Baltasar Gracian : L’homme de cours
Baltasar Gracian est l’un des plus grands essayistes du 17ème
siècle espagnol, que l’on peut comparer à Montaigne et à La Rochefoucauld. Ce jésuite peu ordinaire a réuni dans un petit manuel trois cents maximes, dans
le but de proposer un art de vivre à la cour comme à la ville, en sauvant son
honneur et son monde intérieur. Vaste programme…
Pourquoi de nos jours lire ce discret ouvrage, plutôt que le
dernier best seller d’un gourou à la mode ou un manuel de management pour les
nuls ? Tout dépend de l’idée que vous vous faites de vous et de vos
contemporains, serais-je tenté de répondre.
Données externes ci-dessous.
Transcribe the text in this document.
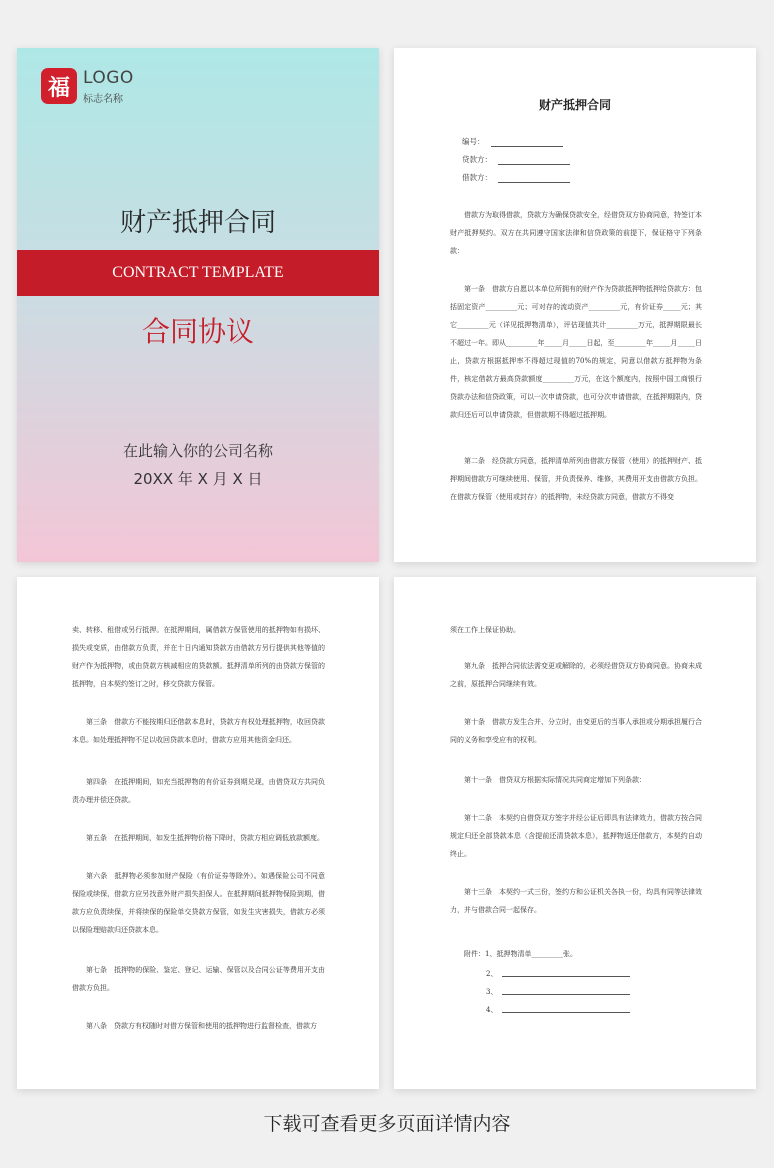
福 LOGO
标志名称
财产抵押合同
CONTRACT TEMPLATE
合同协议
在此输入你的公司名称
20XX 年 X 月 X 日
财产抵押合同
编号：
贷款方：
借款方：
借款方为取得借款，贷款方为确保贷款安全，经借贷双方协商同意，特签订本财产抵押契约。双方在共同遵守国家法律和信贷政策的前提下，保证格守下列条款：
第一条　借款方自愿以本单位所拥有的财产作为贷款抵押物抵押给贷款方：包括固定资产_________元；可对存的流动资产_________元，有价证券_____元；其它_________元（详见抵押物清单），评估现值共计_________万元，抵押期限最长不超过一年。即从_________年_____月_____日起，至_________年_____月_____日止，贷款方根据抵押率不得超过现值的70%的规定，同意以借款方抵押物为条件，核定借款方最高贷款额度_________万元，在这个额度内，按照中国工商银行贷款办法和信贷政策，可以一次申请贷款，也可分次申请借款，在抵押期限内，贷款归还后可以申请贷款，但借款期不得超过抵押期。
第二条　经贷款方同意，抵押清单所列由借款方保管（使用）的抵押财产、抵押期间借款方可继续使用、保管，并负责保养、维修，其费用开支由借款方负担。在借款方保管（使用或封存）的抵押物，未经贷款方同意，借款方不得变
卖、转移、租借或另行抵押。在抵押期间，属借款方保管使用的抵押物如有损坏、损失或变质，由借款方负责，并在十日内通知贷款方由借款方另行提供其他等值的财产作为抵押物，或由贷款方核减相应的贷款额。抵押清单所列的由贷款方保管的抵押物，自本契约签订之时，移交贷款方保管。
第三条　借款方不能按期归还借款本息时，贷款方有权处理抵押物，收回贷款本息。如处理抵押物不足以收回贷款本息时，借款方应用其他资金归还。
第四条　在抵押期间，如充当抵押物的有价证券到期兑现，由借贷双方共同负责办理并偿还贷款。
第五条　在抵押期间，如发生抵押物价格下降时，贷款方相应调低放款额度。
第六条　抵押物必须参加财产保险（有价证券等除外）。如遇保险公司不同意保险或续保，借款方应另找意外财产损失担保人。在抵押期间抵押物保险到期，借款方应负责续保，并将续保的保险单交贷款方保管，如发生灾害损失，借款方必须以保险理赔款归还贷款本息。
第七条　抵押物的保险、鉴定、登记、运输、保管以及合同公证等费用开支由借款方负担。
第八条　贷款方有权随时对借方保管和使用的抵押物进行监督检查，借款方
须在工作上保证协助。
第九条　抵押合同依法需变更或解除的，必须经借贷双方协商同意。协商未成之前，原抵押合同继续有效。
第十条　借款方发生合并、分立时，由变更后的当事人承担或分期承担履行合同的义务和享受应有的权利。
第十一条　借贷双方根据实际情况共同商定增加下列条款：
第十二条　本契约自借贷双方签字并经公证后即具有法律效力，借款方按合同规定归还全部贷款本息（含提前还清贷款本息），抵押物返还借款方，本契约自动终止。
第十三条　本契约一式三份，签约方和公证机关各执一份，均具有同等法律效力，并与借款合同一起保存。
附件：1、抵押物清单_________张。
2、
3、
4、
下载可查看更多页面详情内容
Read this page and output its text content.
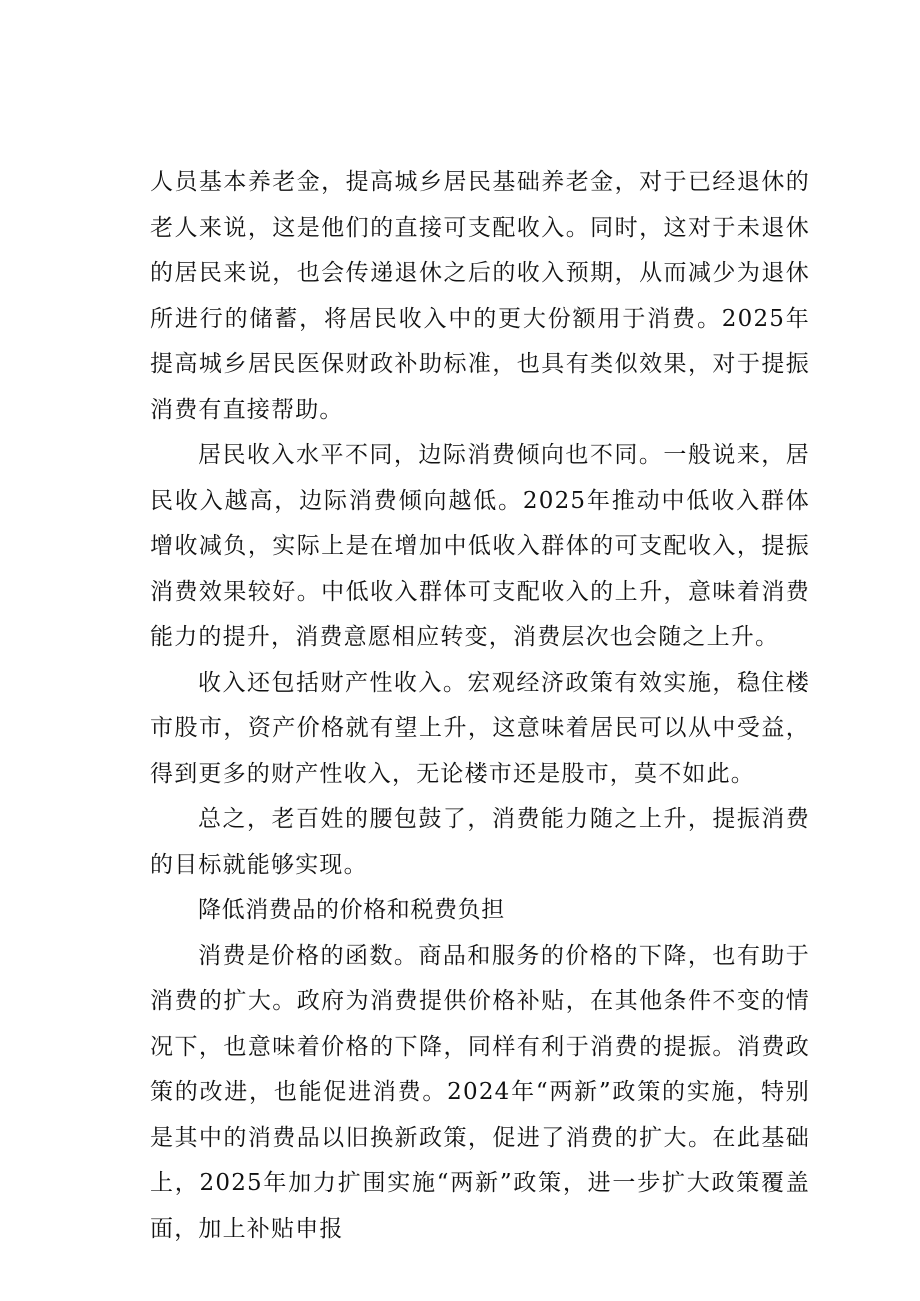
人员基本养老金，提高城乡居民基础养老金，对于已经退休的老人来说，这是他们的直接可支配收入。同时，这对于未退休的居民来说，也会传递退休之后的收入预期，从而减少为退休所进行的储蓄，将居民收入中的更大份额用于消费。2025年提高城乡居民医保财政补助标准，也具有类似效果，对于提振消费有直接帮助。

居民收入水平不同，边际消费倾向也不同。一般说来，居民收入越高，边际消费倾向越低。2025年推动中低收入群体增收减负，实际上是在增加中低收入群体的可支配收入，提振消费效果较好。中低收入群体可支配收入的上升，意味着消费能力的提升，消费意愿相应转变，消费层次也会随之上升。

收入还包括财产性收入。宏观经济政策有效实施，稳住楼市股市，资产价格就有望上升，这意味着居民可以从中受益，得到更多的财产性收入，无论楼市还是股市，莫不如此。

总之，老百姓的腰包鼓了，消费能力随之上升，提振消费的目标就能够实现。

降低消费品的价格和税费负担

消费是价格的函数。商品和服务的价格的下降，也有助于消费的扩大。政府为消费提供价格补贴，在其他条件不变的情况下，也意味着价格的下降，同样有利于消费的提振。消费政策的改进，也能促进消费。2024年“两新”政策的实施，特别是其中的消费品以旧换新政策，促进了消费的扩大。在此基础上，2025年加力扩围实施“两新”政策，进一步扩大政策覆盖面，加上补贴申报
Il y est question de sagesse, mais
aussi de noblesse de cœur.
Les conseils prodigués dans ce petit livre sont intemporels.
Vous pourriez en retrouver une bonne partie dans des ouvrages d’auteurs d’autres
époques ou cultures.
Peut-être n’êtes-vous pas encore au bon moment de votre
vie pour le lire, mais dans ce cas vous aurez connaissance de son existence et
vous le lirez le moment venu.
Selon la formule de mon modeste blog, je vous propose
ci-dessous quelques extraits, et comme c’est souvent le cas pour la littérature
classique vous pouvez télécharger l’ouvrage complet par les quelques liens que
je vous propose en bas de page.
Je vous conseille cependant, si le cœur vous en dit, d’acheter
l’exemplaire publié par Folio classique, car il comprend une longue
introduction très érudite de Marc Fumaroli ainsi que des notes très utiles.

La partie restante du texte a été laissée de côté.